The petition was later tabled in Parliament by Rosemary Seninde, the Wakiso woman MP and it was sent to the Education Committee.
Speaking from his own experience, Deputy Speaker of Parliament Jacob Oulanyah says that while still in school he was faced by many challenges that ranged from bulling by other pupils, food scarcity and the long distances he had to make to school early in the morning. The speaker says he had to walk seven miles to attend school but was grateful that his parents did not fail to pay school fees.
Cue in: “In the months……
Cue out:…….situation.”//
He urged the teachers to wait for action from parliament.
Activists from Uganda Joint Christian Council (UJCC), Uganda Muslim Education Association (UMEA), Uganda National Teachers Union (UNATU) and Forum of Educational NGOs today presented a petition to parliament on the second day of the teachers’ strike. The petitioners led by Reverend Father Silvestre Rwomukubwe demanded for reforms in the education sector.
UNATU announced a two-day sit down strike to compel government to increase teachers’ salaries by 100 percent. Government, however, says it can afford 15 percent pay rise.
The major concerns to the activists include capitation grants per child. They argue that the amount is too little to cater for the pupils and want parliament to increase the amount from the current 10,000 to 22,000 shillings per child per year in Universal Primary Education (UPE) schools.
The activists also want government to construct additional classrooms, recruit more teachers to match the number of pupils and increase the basic teacher’s salary from 273,000 to 546,000 shillings. The current teacher-pupil ratio stands at 1:83 with places like Arua with 1:114. This is against the recommended 1:55 ratio.
Rev. Rwomukubwe, the executive director of UJCC, wants parliament to amend the Education (Pre-Primary, Primary and Post-Primary) Act and ask parents and guardians to make a mandatory financial contribution towards the provision of lunch for all children at school.

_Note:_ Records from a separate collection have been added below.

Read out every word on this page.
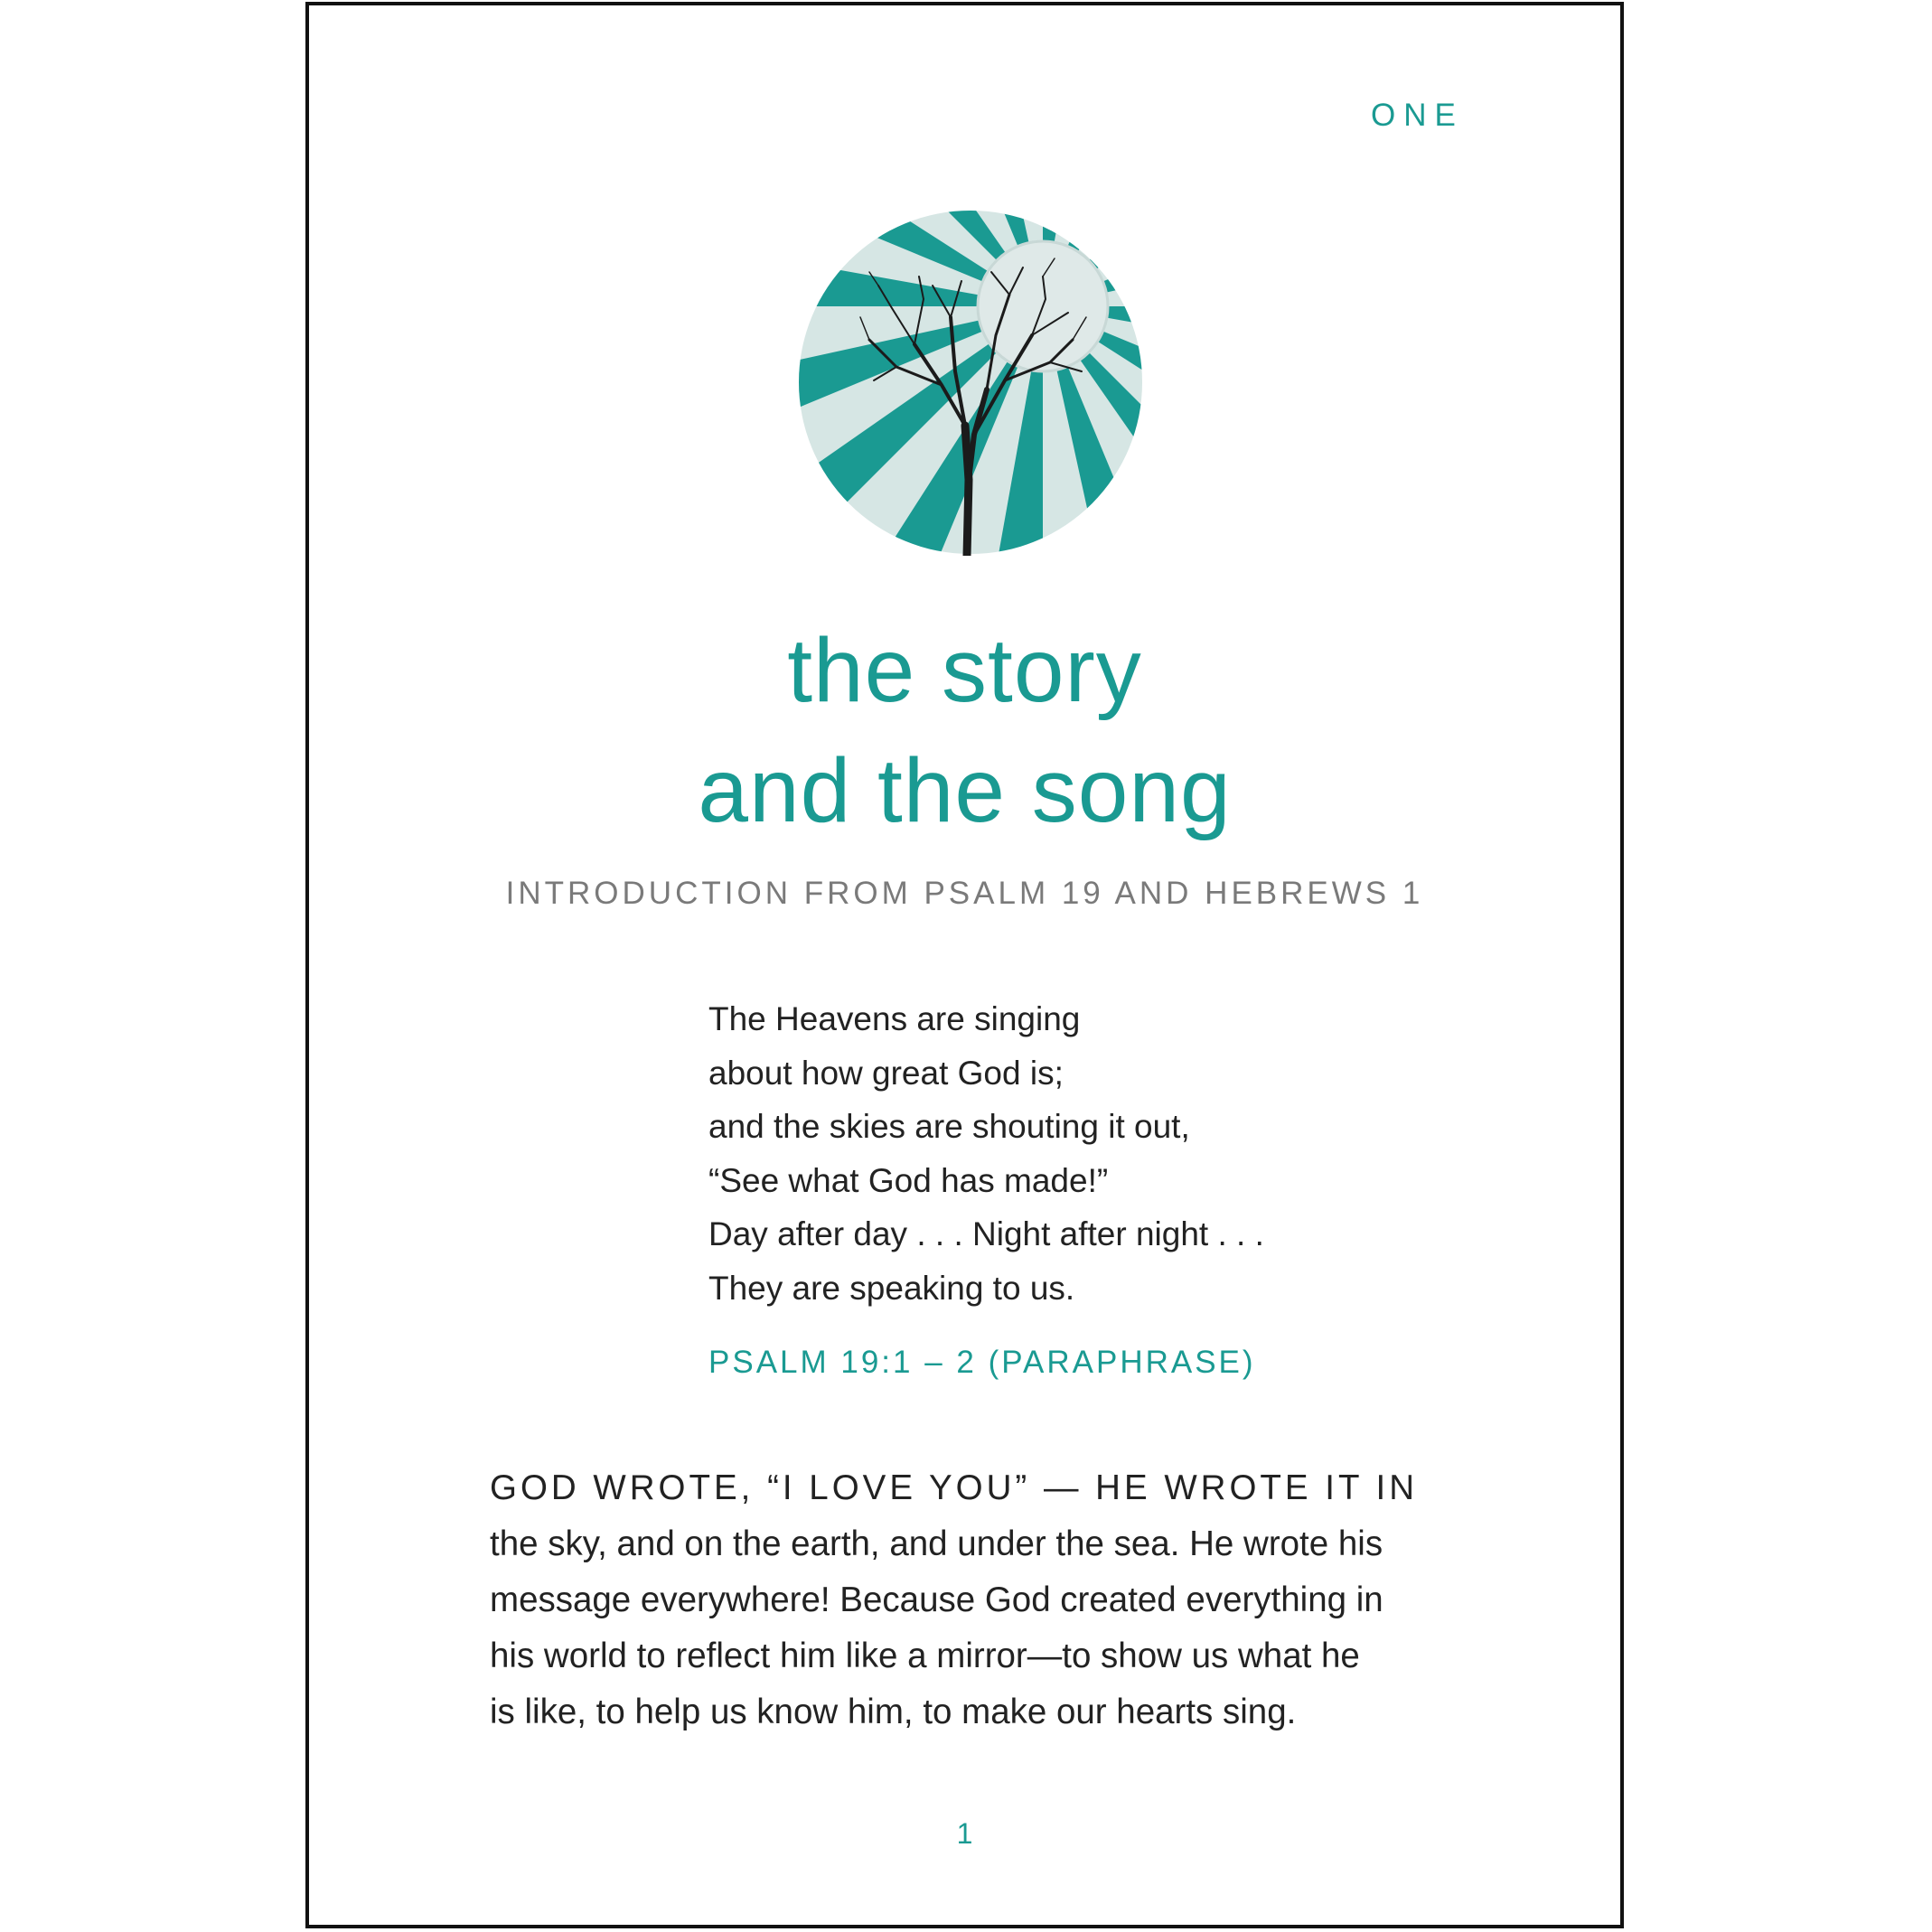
ONE
the story
and the song
INTRODUCTION FROM PSALM 19 AND HEBREWS 1
The Heavens are singing
about how great God is;
and the skies are shouting it out,
“See what God has made!”
Day after day . . . Night after night . . .
They are speaking to us.
PSALM 19:1 – 2 (PARAPHRASE)
GOD WROTE, “I LOVE YOU” — HE WROTE IT IN
the sky, and on the earth, and under the sea. He wrote his
message everywhere! Because God created everything in
his world to reflect him like a mirror—to show us what he
is like, to help us know him, to make our hearts sing.
1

They are also seeking Parliament’s intervention to ensure the Ministry of Public Service urgently operationalises the negotiation, consultative and dispute settlement machinery to ensure collective bargaining by workers. Government has instead taken over the role to increase or refuse to increase the salaries of teachers.
On their way to deliver the petition, teachers unveiled their latest move to push government into giving them an immediate 100% increase on their salary.
The teachers donned t-shirts with two 20,000 shilling notes printed on them with a question: ‘For Teachers?’ in reference to the 15 percent salary increment proposed in the 2012/2013 budget. The figure translates to 40,000 shillings. The teachers also held placards showing the different areas they had come from to deliver the petition.
Daniel Ahimbisibwe, a teacher at Kabale model primary school in Kabale District, says the move was meant to show government that the 15 percent salary increment is too little to even fill the space on a t-shirt.
The move by teachers comes a day after the minister of education Jessica Alupo announced that government had forgiven the teachers who had gone on strike on Monday which the UNATU secretary general, Teopista Birungi, says was also a mock move by government.